Le batave poursuit ainsi la phase science fiction de son œuvre, deux ans après Robocop. Le film suit les aventures de Doug Quaid, un ouvrier dans le bâtiment dans un futur proche. Après une expérience ayant mal tourné, celui-ci découvre qu'il est en fait un agent secret et que sa femme est une espionne chargée de veiller à la bonne marche de son reconditionnement mental. A moins que tout ceci ne soit qu'un rêve...
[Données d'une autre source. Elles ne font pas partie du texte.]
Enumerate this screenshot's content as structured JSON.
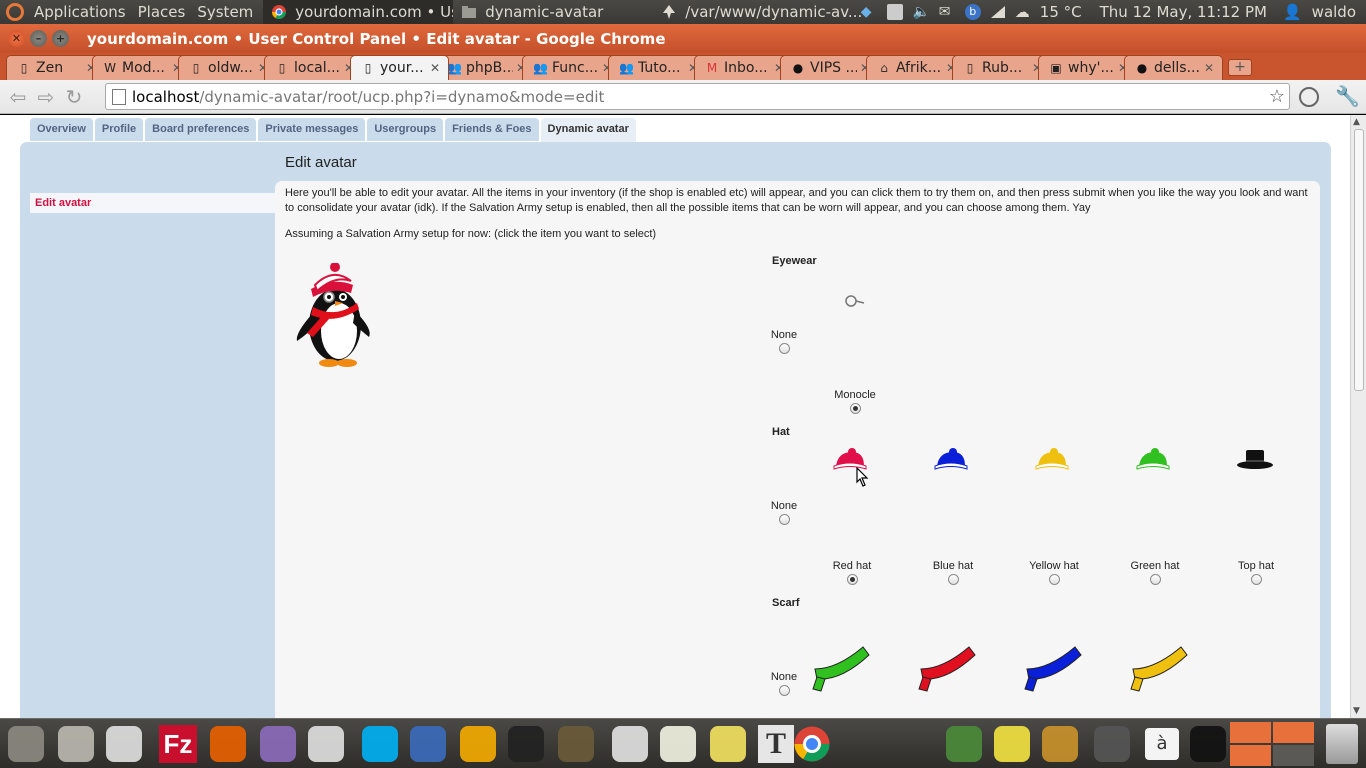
{
  "top_panel": {
    "menus": [
      "Applications",
      "Places",
      "System"
    ],
    "tasks": [
      {
        "label": "yourdomain.com • Us...",
        "active": true
      },
      {
        "label": "dynamic-avatar",
        "active": false
      },
      {
        "label": "/var/www/dynamic-av...",
        "active": false
      }
    ],
    "weather": "15 °C",
    "clock": "Thu 12 May, 11:12 PM",
    "user": "waldo"
  },
  "window": {
    "title": "yourdomain.com • User Control Panel • Edit avatar - Google Chrome"
  },
  "browser_tabs": [
    {
      "label": "Zen",
      "icon": "page-icon"
    },
    {
      "label": "Mod...",
      "icon": "wikipedia-icon"
    },
    {
      "label": "oldw...",
      "icon": "page-icon"
    },
    {
      "label": "local...",
      "icon": "page-icon"
    },
    {
      "label": "your...",
      "icon": "page-icon",
      "active": true
    },
    {
      "label": "phpB...",
      "icon": "phpbb-icon"
    },
    {
      "label": "Func...",
      "icon": "phpbb-icon"
    },
    {
      "label": "Tuto...",
      "icon": "phpbb-icon"
    },
    {
      "label": "Inbo...",
      "icon": "gmail-icon"
    },
    {
      "label": "VIPS ...",
      "icon": "github-icon"
    },
    {
      "label": "Afrik...",
      "icon": "house-icon"
    },
    {
      "label": "Rub...",
      "icon": "page-icon"
    },
    {
      "label": "why'...",
      "icon": "image-icon"
    },
    {
      "label": "dells...",
      "icon": "github-icon"
    }
  ],
  "address_bar": {
    "host": "localhost",
    "path": "/dynamic-avatar/root/ucp.php?i=dynamo&mode=edit"
  },
  "ucp": {
    "nav_tabs": [
      "Overview",
      "Profile",
      "Board preferences",
      "Private messages",
      "Usergroups",
      "Friends & Foes",
      "Dynamic avatar"
    ],
    "active_tab": "Dynamic avatar",
    "side_link": "Edit avatar",
    "page_title": "Edit avatar",
    "intro": "Here you'll be able to edit your avatar. All the items in your inventory (if the shop is enabled etc) will appear, and you can click them to try them on, and then press submit when you like the way you look and want to consolidate your avatar (idk). If the Salvation Army setup is enabled, then all the possible items that can be worn will appear, and you can choose among them. Yay",
    "assume": "Assuming a Salvation Army setup for now: (click the item you want to select)",
    "categories": {
      "eyewear": {
        "title": "Eyewear",
        "none_label": "None",
        "options": [
          {
            "label": "Monocle",
            "selected": true,
            "color": "#777777"
          }
        ]
      },
      "hat": {
        "title": "Hat",
        "none_label": "None",
        "options": [
          {
            "label": "Red hat",
            "selected": true,
            "color": "#e0104a"
          },
          {
            "label": "Blue hat",
            "selected": false,
            "color": "#0a1fd8"
          },
          {
            "label": "Yellow hat",
            "selected": false,
            "color": "#f0c010"
          },
          {
            "label": "Green hat",
            "selected": false,
            "color": "#30c020"
          },
          {
            "label": "Top hat",
            "selected": false,
            "color": "#111111"
          }
        ]
      },
      "scarf": {
        "title": "Scarf",
        "none_label": "None",
        "options": [
          {
            "color": "#30c020"
          },
          {
            "color": "#e01020"
          },
          {
            "color": "#0a1fd8"
          },
          {
            "color": "#f0c010"
          }
        ]
      }
    }
  },
  "dock_apps": [
    "files",
    "settings",
    "phone",
    "filezilla",
    "firefox",
    "pidgin",
    "empathy",
    "skype",
    "bluefish",
    "audacity",
    "inkscape",
    "gimp",
    "paint",
    "gedit",
    "tomboy",
    "typography",
    "chrome",
    "colorpicker",
    "notes",
    "search",
    "calculator",
    "charmap",
    "sysmon"
  ]
}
Car, et c'est là l'une des forces du film de Verhoeven, le doute subsiste jusqu'au bout. S'agit-il là d'un rêve découlant d'une expérience, ou bien est ce la réalité? Le réalisateur multiplie les fausses pistes et les indices de façon jouissive, et bien malin qui saura, même après plusieurs visionnages, discerner avec certitude le vrai du faux. Bâti comme un gigantesque jeu de rôle, le film s'amuse à nous perdre dans ses méandres, parachutant le spectateur dans une tentaculaire ville-monde sur la planète Mars.

Les scènes de poursuites s'enchainent à un rythme effréné, les répliques bien senties fusent, et comment ne pas garder un souvenir ému pour ce personnage, certes plus que secondaire, mais malgré tout marquant, de prostituée martienne ayant la particularité d'avoir un troisième sein (entre les deux premiers)? On l'aura compris, un certain second degré règne, ce qui n'est pas plus mal, son absence faisant défaut à un Starship Troopers du même réalisateur...
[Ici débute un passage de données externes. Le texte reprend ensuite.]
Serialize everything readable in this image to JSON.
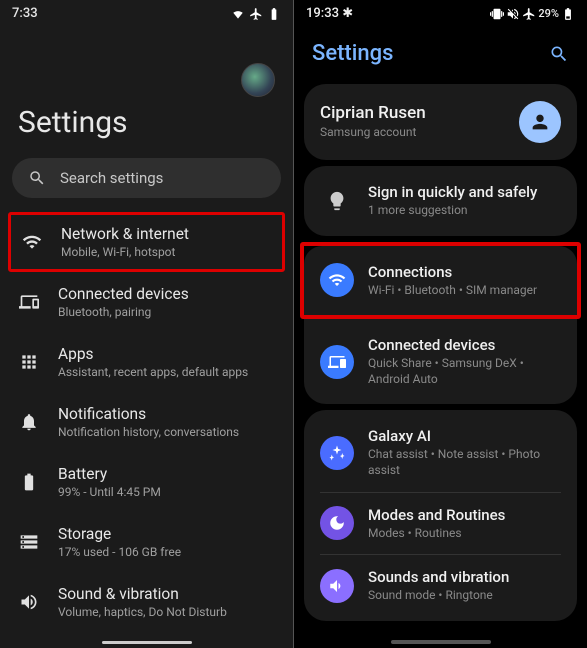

Le casting est une autre force de Total Recall. Joué avec beaucoup d'assurance par le futur gouverneur de la Californie, monsieur Schwarzenegger en personne, Doug Quaid expose ses gros bras et ses faiblesses intérieures avec la même conviction. Face à lui, dans un de ses premiers grands rôles, Sharon Stone joue la mystérieuse femme fatale avec beaucoup de talent, deux ans avant de crever l'écran dans Basic Instinct, du même réalisateur.

Malgré les années, et un petit côté désormais un peu kitsch, Total Recall se voit avec toujours autant de plaisir, d'ici à ce qu'on ait compris s'il s'agissait (ou non) d'un rêve...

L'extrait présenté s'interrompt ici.